Support Questions
Find answers, ask questions, and share your expertise

Small Cluster Hardware Requirements

Highlighted

Small Cluster Hardware Requirements

New Contributor

I need to setup a hadoop cluster that would fit the following: please help me for a hardware specs for all clusters needed. Thanks!

 

ingestion: 10GB per day

replication: 3

number of years: 2 years

 

3 REPLIES 3

Re: Small Cluster Hardware Requirements

Community Manager

While you are waiting for someone more experienced to answer the question, allow me to get you started with a Community Knowledge article on the subject.

 

Selecting the Right Hardware for Your New Hadoop Cluster

 

 


Cy Jervis, Community Manager

Was your question answered? Make sure to mark the answer as the accepted solution.
If you find a reply useful, say thanks by clicking on the thumbs up button.
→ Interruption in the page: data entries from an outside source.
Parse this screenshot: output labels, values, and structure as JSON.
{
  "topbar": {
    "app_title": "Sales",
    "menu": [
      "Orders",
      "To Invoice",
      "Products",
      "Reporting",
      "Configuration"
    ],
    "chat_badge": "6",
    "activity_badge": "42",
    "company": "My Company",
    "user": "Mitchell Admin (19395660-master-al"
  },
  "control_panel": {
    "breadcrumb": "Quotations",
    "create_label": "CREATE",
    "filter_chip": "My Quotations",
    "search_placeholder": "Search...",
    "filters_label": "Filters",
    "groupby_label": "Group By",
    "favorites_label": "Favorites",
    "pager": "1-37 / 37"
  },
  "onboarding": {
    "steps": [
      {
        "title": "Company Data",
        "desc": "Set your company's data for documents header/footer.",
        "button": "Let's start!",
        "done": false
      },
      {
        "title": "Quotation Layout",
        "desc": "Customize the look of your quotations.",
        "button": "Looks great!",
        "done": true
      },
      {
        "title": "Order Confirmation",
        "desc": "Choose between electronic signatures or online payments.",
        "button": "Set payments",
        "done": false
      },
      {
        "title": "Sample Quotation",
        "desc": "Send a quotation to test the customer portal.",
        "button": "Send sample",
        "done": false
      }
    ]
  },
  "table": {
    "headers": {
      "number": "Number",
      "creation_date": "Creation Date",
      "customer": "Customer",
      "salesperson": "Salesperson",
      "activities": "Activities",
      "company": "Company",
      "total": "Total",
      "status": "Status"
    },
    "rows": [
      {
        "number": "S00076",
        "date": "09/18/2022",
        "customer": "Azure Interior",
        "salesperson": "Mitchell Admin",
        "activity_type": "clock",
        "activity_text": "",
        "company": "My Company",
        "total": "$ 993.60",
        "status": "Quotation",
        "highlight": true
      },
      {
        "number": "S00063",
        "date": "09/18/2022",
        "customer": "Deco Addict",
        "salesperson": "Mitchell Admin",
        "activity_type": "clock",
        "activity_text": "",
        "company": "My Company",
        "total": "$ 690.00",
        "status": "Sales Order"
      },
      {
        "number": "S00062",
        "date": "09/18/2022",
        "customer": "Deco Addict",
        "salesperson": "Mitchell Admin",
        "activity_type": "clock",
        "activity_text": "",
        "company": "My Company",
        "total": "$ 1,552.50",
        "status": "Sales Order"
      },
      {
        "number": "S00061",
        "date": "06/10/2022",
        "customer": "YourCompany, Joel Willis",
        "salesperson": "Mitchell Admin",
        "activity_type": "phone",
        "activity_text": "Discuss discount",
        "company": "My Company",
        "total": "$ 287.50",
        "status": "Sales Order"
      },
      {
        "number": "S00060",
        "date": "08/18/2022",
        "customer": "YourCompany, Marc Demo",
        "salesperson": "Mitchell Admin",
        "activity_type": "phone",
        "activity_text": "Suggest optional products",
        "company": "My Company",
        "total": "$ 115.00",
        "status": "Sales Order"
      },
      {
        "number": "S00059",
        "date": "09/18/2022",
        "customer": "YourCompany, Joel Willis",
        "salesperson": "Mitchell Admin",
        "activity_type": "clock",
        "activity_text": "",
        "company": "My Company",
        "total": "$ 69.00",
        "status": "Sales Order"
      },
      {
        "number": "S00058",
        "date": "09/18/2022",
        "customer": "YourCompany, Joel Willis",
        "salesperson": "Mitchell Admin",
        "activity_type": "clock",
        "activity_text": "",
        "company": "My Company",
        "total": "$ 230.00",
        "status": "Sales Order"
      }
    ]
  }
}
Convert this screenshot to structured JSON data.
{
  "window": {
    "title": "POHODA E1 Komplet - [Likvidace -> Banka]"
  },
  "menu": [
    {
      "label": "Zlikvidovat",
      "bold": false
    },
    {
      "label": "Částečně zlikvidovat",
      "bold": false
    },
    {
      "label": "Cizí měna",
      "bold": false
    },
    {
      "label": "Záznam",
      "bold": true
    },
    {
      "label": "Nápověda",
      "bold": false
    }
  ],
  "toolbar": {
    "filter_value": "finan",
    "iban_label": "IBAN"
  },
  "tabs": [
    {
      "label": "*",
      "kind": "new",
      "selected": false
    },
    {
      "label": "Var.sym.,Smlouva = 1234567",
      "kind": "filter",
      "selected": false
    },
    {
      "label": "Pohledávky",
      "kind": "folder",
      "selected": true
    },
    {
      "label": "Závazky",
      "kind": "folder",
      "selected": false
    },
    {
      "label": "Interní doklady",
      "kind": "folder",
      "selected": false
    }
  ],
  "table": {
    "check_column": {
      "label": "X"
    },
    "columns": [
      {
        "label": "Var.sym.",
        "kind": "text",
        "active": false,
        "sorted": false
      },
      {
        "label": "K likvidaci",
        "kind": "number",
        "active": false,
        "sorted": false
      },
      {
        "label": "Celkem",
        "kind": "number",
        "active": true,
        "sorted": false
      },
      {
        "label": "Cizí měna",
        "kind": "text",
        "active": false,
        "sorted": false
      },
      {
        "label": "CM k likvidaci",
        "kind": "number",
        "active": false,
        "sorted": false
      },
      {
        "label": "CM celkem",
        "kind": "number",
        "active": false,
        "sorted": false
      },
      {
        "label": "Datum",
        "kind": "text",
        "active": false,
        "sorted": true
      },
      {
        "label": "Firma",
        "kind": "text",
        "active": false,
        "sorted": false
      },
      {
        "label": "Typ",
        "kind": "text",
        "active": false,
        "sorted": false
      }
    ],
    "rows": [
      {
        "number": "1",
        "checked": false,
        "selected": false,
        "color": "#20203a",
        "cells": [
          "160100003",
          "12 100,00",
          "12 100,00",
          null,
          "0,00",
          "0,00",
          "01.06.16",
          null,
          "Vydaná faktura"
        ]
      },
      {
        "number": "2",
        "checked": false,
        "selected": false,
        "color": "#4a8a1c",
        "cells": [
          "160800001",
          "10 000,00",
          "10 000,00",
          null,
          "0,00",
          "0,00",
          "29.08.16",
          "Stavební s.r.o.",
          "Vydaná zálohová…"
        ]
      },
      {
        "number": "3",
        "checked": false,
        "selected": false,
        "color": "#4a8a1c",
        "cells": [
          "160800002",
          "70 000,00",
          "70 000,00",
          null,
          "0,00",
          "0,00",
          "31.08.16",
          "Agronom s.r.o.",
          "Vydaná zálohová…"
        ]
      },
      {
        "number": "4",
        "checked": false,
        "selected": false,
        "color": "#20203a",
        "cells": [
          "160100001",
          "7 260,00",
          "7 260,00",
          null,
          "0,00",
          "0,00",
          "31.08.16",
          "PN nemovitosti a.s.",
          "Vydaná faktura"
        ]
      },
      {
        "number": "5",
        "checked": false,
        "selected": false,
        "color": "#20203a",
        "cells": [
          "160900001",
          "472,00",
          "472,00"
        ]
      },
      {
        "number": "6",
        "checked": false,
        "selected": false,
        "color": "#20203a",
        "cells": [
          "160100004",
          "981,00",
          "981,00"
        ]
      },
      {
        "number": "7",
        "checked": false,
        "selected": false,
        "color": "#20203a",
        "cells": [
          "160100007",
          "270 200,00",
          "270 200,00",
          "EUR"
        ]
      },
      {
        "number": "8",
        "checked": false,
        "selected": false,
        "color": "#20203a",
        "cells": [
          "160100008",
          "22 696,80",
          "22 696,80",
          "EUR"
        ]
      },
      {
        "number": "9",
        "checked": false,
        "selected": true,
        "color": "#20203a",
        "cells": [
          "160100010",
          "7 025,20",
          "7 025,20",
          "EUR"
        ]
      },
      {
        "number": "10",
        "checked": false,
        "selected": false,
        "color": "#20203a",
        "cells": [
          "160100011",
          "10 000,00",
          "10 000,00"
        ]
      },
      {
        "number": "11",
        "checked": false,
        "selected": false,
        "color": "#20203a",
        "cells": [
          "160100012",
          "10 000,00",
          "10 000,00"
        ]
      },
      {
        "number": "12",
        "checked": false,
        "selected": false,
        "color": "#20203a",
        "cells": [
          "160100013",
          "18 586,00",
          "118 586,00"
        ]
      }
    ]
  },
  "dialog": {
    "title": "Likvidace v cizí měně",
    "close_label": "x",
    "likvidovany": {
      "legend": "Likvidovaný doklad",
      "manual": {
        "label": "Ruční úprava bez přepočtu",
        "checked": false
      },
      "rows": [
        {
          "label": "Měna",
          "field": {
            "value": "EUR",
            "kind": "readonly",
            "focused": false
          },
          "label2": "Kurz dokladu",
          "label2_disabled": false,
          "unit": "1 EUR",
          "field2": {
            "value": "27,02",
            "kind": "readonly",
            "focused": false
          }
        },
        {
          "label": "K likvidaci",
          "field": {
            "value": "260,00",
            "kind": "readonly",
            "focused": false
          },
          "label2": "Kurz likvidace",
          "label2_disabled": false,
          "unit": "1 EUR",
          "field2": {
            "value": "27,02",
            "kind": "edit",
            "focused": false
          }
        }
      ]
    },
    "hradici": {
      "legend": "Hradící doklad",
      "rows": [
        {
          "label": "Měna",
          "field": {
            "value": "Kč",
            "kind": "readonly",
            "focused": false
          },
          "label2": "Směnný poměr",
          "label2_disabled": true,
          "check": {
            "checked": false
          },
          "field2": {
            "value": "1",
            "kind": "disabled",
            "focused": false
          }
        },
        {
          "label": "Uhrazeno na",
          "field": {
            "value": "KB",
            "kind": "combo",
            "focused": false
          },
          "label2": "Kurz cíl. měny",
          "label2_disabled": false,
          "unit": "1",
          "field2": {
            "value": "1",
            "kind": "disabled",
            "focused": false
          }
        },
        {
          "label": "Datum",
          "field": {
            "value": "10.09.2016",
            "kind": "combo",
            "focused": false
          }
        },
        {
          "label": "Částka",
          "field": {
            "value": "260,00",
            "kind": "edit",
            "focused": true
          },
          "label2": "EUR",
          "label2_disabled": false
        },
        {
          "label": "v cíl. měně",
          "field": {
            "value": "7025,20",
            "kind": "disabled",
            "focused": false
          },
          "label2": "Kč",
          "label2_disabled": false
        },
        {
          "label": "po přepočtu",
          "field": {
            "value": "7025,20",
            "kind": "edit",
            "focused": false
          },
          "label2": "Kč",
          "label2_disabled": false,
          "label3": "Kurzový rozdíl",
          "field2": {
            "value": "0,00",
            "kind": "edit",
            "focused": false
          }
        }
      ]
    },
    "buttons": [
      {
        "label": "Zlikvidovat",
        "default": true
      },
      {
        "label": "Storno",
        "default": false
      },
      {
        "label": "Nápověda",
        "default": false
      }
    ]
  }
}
Learn more about the Cloudera Community:
Community Guidelines
How to use the forum
Highlighted

Re: Small Cluster Hardware Requirements

Cloudera Employee

 

Hello kjvillas,

welcome to the  forums,

 

Since I do not know the work  loads you will be placing on this cluster, like what other services are going to run like HBASE, YARN, MapReduce….etc

 

For this cluster I can at least recommend the HDFS capacity needs to 21.9 TB

 

The way I found that out was take your ingestion per day (10 GB) and times that by the replication factor(3).  

10 * 3 = 30

So now we are looking at 30GB of data a day

now we multiply it by the number of days in 2 years (730)

730 * 30 =21900

which gives us 21,900 GB or 21.9TB

 

As far as hosts I am going to recommend that you use 5 hosts

3 data nodes 2 master nodes.

 

the data nodes will need 9 TB of storage for each server and as far as the ram and cpu specs it depends on the  response time from the cluster jobs you need  and most important they need to be JBOD (just a bunch of disks) not a RAID setup



The master nodes need to be more beefy  in the memory requirements as the Namenode stores all the block information in memory

 

 

I hope this gives you some ideas :) 

------------------
Thanks,
Jason
Highlighted

Re: Small Cluster Hardware Requirements

New Contributor

Hi,

 

I would like to setup a cluster using CM 5.11.0. This cluster is going to be just for research and the size of ingested data can be very limited. However, I would like to get advantage of using HBase, HDFS, Impala, YARN, ZooKeeper, Spark.

 

I was wondering the following hardware spec would be enough for just the purpose of testing?

 

One name node: 2-hex cores CPU, 24 GB RAM, 100 GB Storage

Two data nodes: each with 2 cores CPU, 8 GB RAM, 100 GB Storage

 

Could you please let me know if this would works?

 

Thanks